Asian-Americans are a rapidly growing minority population in the U.S., and their numbers are expected to grow to nearly 34 million by 2050, Dr. Jose noted.

Higher rates of coronary heart disease have been reported for some Asian-American subgroups, especially Asian-Indians and Asian-Filipinos. Knowledge of cardiovascular risk factors among Asian-American subgroups is inadequate, he said.  For example, hypertension is a major coronary risk factor, but hypertension rates among Asian-American subgroups are unknown, which is primarily because of underrepresentation or aggregation of Asian-American subgroups in epidemiologic studies.
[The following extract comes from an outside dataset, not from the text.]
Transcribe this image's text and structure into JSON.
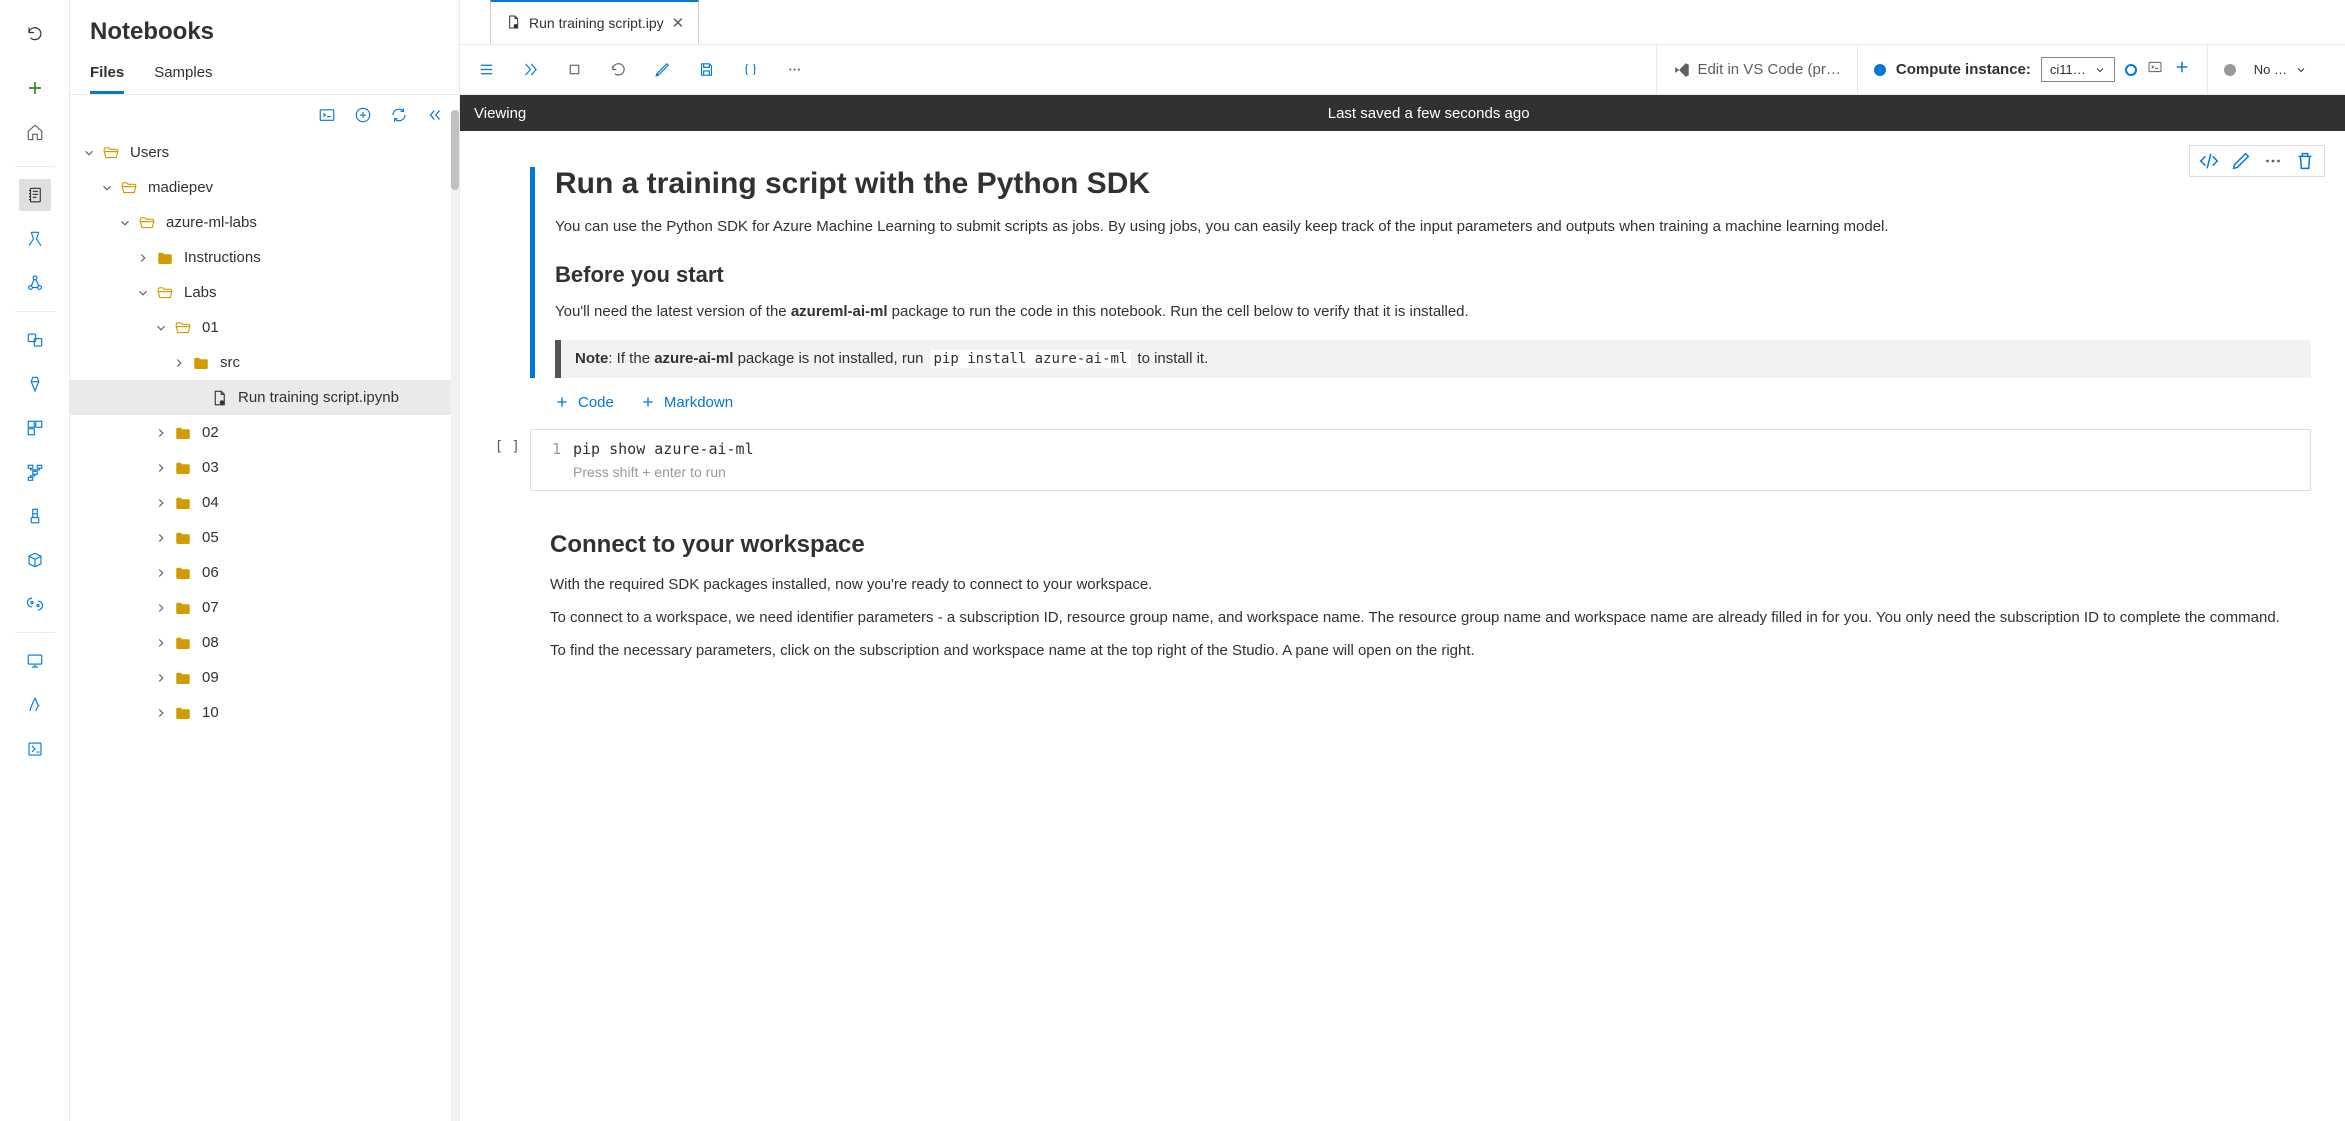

Individuals in the present analysis were deemed hypertensive if their blood pressure was 140/90 mm Hg or higher during two separate non-emergent office visits or if they had an ICD-9 coding for hypertension, or reported using any anti-hypertensive medication.

Results showed that hypertension rates controlled for age and sex were lower for aggregated Asian-Americans (34.9%) compared to non-Hispanic whites (38.9%).  However, when dissaggregated by Asian-American subgroups, Filipinos had markedly higher hypertension rates (51.9%) than non-Hispanic whites.

In addition, adjusted hypertension rates were lower among most Asian-American subgroups including Chinese (29.8%), Koreans (30.7%), Vietnamese (30.8%), and Asian-Indians (36.9%) than non-Hispanic whites.  The Japanese subgroup had hypertension rates (38.2%) that were similar to non-Hispanic whites.

Further analysis revealed that Filipinos and Japanese were the only high-risk Asian-American subgroups for hypertension compared with whites.

The study found no significant gender differences in racial/ethnic patterns of hypertension rates.

Dr. Jose cautioned that the study was confined to a single geographic area with small sample sizes in some Asian-American subgroups, thereby limiting the generalizability of the results. In addition, because of the study’s cross-sectional design, the researchers were not able to look for potential causal relationships.

Finally, the investigators were unable to control for some socioeconomic variables such as education and income, behavioral variables such as diet, and clinical variables such as medication adherence, all of which may influence prevalence rates. Dr. Jose added, however, that the study’s internal validity is bolstered by the relative homogeneity in economic status of the study population as evidenced by the fact that all patients were insured and had access to health care.